A collective review of the Manoj Publication Books on: LalBahadur Shastri, Sardar Vallabhbhai Patel, Vinoba Bhave, Swami Vivekananda, and Veer Savarkar.
Note: The rating on the books have nothing to do with the men. My issues are all on the way the books were written/translated.
Had these books been written in the early 2000s, I would have been more lenient, but a lot of these books are pretty recent, so no mercy.
Another thing is that since these books are brief biographies, I am aware that they would not have been able to encompass the entire lives of the men.
So with all that being said and done, let’s talk about the importance of translation.

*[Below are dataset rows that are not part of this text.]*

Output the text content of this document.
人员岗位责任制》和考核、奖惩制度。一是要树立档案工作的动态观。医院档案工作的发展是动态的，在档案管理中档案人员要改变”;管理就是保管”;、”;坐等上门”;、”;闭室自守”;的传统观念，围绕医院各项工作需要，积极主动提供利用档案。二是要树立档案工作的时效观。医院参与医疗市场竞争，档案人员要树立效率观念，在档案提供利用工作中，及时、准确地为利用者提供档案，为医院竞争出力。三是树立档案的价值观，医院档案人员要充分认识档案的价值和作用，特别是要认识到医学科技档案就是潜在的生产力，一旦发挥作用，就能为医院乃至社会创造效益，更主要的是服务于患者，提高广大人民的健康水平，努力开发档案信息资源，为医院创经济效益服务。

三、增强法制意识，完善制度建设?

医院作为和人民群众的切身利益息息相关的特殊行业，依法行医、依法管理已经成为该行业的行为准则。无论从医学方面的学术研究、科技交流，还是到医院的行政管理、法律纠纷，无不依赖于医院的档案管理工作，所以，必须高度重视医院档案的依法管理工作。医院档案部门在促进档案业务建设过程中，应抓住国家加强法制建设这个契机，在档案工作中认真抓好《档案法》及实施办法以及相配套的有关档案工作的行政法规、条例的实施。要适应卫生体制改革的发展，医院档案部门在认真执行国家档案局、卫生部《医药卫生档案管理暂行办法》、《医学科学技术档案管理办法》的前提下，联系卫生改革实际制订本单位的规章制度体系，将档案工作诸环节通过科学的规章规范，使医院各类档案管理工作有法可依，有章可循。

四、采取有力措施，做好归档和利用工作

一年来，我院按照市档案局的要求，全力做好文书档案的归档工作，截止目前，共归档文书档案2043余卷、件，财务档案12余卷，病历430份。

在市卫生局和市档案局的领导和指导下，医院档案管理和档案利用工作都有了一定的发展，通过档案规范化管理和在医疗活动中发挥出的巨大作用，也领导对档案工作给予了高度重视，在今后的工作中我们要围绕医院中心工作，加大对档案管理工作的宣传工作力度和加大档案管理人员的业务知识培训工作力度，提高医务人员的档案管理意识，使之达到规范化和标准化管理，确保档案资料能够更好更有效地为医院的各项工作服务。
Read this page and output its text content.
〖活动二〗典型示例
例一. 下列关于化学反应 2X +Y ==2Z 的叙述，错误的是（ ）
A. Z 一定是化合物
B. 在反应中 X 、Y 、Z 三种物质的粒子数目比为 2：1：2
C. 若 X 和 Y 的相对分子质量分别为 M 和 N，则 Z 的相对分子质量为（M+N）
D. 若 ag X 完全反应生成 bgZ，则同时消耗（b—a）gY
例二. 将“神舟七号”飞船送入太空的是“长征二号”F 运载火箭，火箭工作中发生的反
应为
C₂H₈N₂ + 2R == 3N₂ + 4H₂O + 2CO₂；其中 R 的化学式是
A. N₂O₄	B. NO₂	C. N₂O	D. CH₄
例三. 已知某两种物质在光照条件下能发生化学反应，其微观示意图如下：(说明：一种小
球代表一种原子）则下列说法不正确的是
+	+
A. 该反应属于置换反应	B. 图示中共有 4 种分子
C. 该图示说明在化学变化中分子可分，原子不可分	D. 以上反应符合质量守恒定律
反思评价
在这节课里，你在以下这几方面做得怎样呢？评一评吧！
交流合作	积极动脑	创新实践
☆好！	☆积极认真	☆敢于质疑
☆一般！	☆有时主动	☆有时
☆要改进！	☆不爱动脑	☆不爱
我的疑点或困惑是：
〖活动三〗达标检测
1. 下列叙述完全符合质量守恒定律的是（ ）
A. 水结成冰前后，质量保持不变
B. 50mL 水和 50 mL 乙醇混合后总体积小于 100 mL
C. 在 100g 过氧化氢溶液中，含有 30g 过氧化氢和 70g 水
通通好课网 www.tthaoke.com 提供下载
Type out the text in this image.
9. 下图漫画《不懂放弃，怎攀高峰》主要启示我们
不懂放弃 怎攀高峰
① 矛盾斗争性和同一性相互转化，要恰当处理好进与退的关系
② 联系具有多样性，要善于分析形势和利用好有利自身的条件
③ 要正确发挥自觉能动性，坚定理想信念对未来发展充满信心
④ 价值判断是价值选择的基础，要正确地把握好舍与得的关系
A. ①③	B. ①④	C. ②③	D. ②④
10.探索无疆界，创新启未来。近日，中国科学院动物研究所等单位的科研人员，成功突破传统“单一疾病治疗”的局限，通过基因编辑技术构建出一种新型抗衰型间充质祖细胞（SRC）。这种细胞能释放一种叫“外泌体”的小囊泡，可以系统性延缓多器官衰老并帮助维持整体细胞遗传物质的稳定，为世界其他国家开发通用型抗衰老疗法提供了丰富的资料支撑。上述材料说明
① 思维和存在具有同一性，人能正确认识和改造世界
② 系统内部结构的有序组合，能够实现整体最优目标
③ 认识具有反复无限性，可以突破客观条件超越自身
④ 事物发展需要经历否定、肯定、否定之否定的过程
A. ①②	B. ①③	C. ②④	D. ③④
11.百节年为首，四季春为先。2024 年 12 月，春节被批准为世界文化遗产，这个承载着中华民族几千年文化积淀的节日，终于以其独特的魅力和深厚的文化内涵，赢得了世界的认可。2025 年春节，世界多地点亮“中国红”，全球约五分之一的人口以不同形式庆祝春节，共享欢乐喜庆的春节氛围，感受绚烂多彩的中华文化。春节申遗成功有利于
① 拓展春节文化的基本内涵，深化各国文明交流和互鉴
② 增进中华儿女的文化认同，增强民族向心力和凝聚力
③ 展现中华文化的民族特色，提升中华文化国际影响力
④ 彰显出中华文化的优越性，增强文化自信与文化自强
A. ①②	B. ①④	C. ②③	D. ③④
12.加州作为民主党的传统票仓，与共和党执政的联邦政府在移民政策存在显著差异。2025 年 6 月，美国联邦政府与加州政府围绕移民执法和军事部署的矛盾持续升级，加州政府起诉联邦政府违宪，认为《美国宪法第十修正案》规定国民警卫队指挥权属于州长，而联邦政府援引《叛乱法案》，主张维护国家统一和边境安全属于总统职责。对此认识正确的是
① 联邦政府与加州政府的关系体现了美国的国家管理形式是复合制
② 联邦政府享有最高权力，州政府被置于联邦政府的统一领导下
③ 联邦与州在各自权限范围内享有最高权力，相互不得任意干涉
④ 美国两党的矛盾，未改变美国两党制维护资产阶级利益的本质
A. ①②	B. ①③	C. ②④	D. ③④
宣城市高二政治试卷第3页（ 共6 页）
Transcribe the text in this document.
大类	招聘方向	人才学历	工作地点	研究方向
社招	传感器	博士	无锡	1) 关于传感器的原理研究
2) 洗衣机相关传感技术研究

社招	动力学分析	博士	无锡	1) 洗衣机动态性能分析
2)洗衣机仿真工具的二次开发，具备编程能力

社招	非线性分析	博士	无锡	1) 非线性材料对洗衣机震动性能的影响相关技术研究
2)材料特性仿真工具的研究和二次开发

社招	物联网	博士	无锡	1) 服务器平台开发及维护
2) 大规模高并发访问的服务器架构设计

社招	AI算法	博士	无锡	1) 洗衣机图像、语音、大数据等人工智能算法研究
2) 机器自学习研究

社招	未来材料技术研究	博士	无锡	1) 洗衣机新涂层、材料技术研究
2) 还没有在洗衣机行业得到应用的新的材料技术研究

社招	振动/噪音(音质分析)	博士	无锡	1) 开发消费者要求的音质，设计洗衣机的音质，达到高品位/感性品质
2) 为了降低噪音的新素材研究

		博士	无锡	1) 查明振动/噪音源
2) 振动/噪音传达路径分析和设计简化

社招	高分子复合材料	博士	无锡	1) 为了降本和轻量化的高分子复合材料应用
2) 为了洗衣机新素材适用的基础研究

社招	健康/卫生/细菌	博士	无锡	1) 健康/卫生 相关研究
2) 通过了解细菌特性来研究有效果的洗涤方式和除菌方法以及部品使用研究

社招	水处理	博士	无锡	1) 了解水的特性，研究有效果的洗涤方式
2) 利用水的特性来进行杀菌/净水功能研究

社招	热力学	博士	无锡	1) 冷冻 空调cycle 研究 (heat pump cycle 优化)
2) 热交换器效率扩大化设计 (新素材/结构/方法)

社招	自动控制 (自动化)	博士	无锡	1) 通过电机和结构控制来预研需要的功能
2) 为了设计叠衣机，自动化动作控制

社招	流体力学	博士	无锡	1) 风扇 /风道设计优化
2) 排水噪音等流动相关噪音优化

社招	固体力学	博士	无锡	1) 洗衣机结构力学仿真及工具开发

Whenever a book is translated there is always the issue of “being lost in translation”. Nonetheless, translators have striven to produce works that stay loyal to the original translation while also making sense in the translated language. But that did not hold true with this translation. It suffered grievously from a lack of editing. But the problem is that I am not able to tell if the original writing was as terrible or whether the translation did the butchering.
Sardar Vallabhbhai Patel: 1875-1950
Sardar Patel was a leader who managed to unite people to join Gandhiji’s approach to non-violence. He was an affluent lawyer who used his knowledge of the law to help the common man.
This book, like the one on Savarkar, does a good job in educating the reader on Patel’s life. However, it throws a lot of politics at you and expects you to understand it. While anyone can just look up the information, it distorts the flow of the book because it goes from giving you a biography to info-dropping.